At Georgia College & State University, faculty innovate ways to supplement classroom learning with video downloads, museum podcasts, and more.
Written by ZDNET Editors, Contributor

When Jim Wolfson, CIO at Georgia College & State University in rural Milledgeville, Ga., started noticing iPods around campus in 2002, he and school president Dorothy Leland resolved to find educational applications for the little white boxes. They took proposals from faculty for how to use iPods and farmed out 50 iPods that first year. Today, there are some 400 college-owned iPods in circulation and 40 to 50 iPod-based education initiatives at the school. AP's Greg Bluestein reports that the school has also created iVillage, a virtual community for incoming freshmen and iDreamers, a team of staff and faculty to keep innovating uses for iPod.

Among GCSU's innovative teachers are history professor Deborah Vess, who has students download and view 39 films to video iPods so classtime isn't wasted screening the films; and Hank Edmondson, who podcasts supplementary material to his lectures.  

During a recent visit to the Prado in Madrid, he recorded a 20-minute lecture on the museum's artwork. Downloading it in advance will let students spend their time at the museum exploring, not listening to Edmondson talk.

"You want to pack everything in, but you've got a lot of travel time," he said.

Vess said having her history students screen films on their iPods allows her to dedicate class time to discussion and analysis. Ditto for the weekly graduate course on historical methods that she teaches.

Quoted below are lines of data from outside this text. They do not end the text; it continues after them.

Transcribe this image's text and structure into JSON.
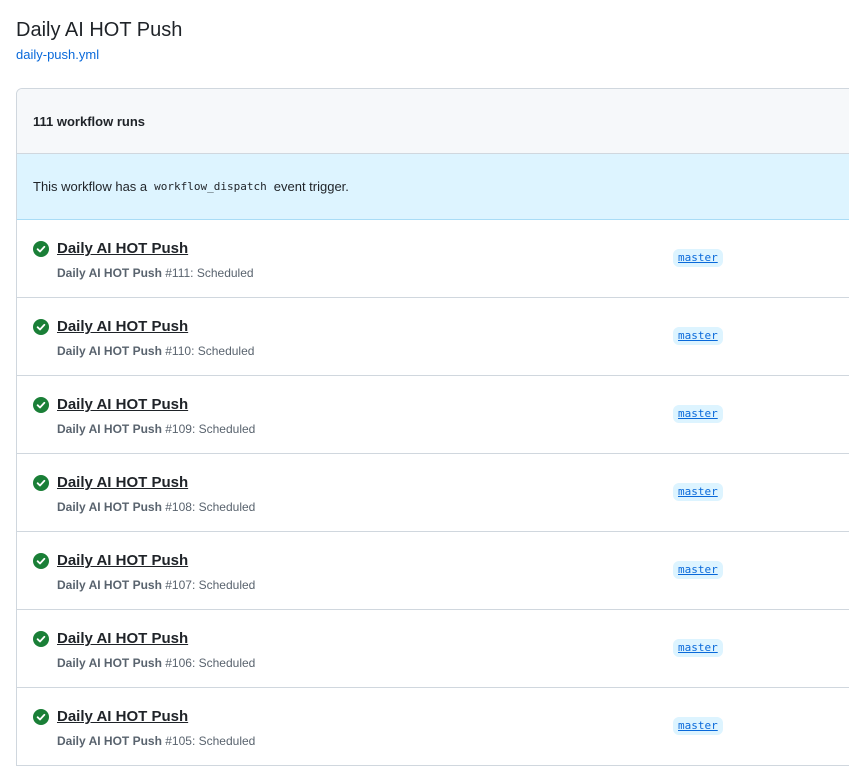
{
  "header": {
    "title": "Daily AI HOT Push",
    "workflow_file": "daily-push.yml"
  },
  "runs_summary": {
    "count_label": "111 workflow runs"
  },
  "dispatch_banner": {
    "prefix": "This workflow has a",
    "code": "workflow_dispatch",
    "suffix": "event trigger."
  },
  "runs": [
    {
      "title": "Daily AI HOT Push",
      "workflow_name": "Daily AI HOT Push",
      "run_number": "#111",
      "event": ": Scheduled",
      "branch": "master",
      "status": "success"
    },
    {
      "title": "Daily AI HOT Push",
      "workflow_name": "Daily AI HOT Push",
      "run_number": "#110",
      "event": ": Scheduled",
      "branch": "master",
      "status": "success"
    },
    {
      "title": "Daily AI HOT Push",
      "workflow_name": "Daily AI HOT Push",
      "run_number": "#109",
      "event": ": Scheduled",
      "branch": "master",
      "status": "success"
    },
    {
      "title": "Daily AI HOT Push",
      "workflow_name": "Daily AI HOT Push",
      "run_number": "#108",
      "event": ": Scheduled",
      "branch": "master",
      "status": "success"
    },
    {
      "title": "Daily AI HOT Push",
      "workflow_name": "Daily AI HOT Push",
      "run_number": "#107",
      "event": ": Scheduled",
      "branch": "master",
      "status": "success"
    },
    {
      "title": "Daily AI HOT Push",
      "workflow_name": "Daily AI HOT Push",
      "run_number": "#106",
      "event": ": Scheduled",
      "branch": "master",
      "status": "success"
    },
    {
      "title": "Daily AI HOT Push",
      "workflow_name": "Daily AI HOT Push",
      "run_number": "#105",
      "event": ": Scheduled",
      "branch": "master",
      "status": "success"
    }
  ],
  "icons": {
    "status_success": "check-circle-fill-icon"
  },
  "colors": {
    "success": "#1a7f37",
    "link": "#0969da",
    "banner_bg": "#ddf4ff",
    "header_bg": "#f6f8fa",
    "border": "#d0d7de"
  }
}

"Now I can devote my whole three hours to Socratic dialogue," she said with a grin.

And while other schools' idea of innovation is to capture lectures in audio or video for playback later - which potentially weakens in-class attention and attendance (why pay attention when you can always watch it later?) - GCSU exclusively supplements classtime.

"We don't have any project that repeats what's going on in the classroom," Wolfgang said. "All this is value-added."

He said the school's iPod ingenuity is helping promote GCSU's decade-old effort to remake itself as Georgia's only public liberal arts college. Long a school that attracted a regional crowd of students who often left for other schools after a year, Wolfgang believes the focus on iPods is helping retain more students.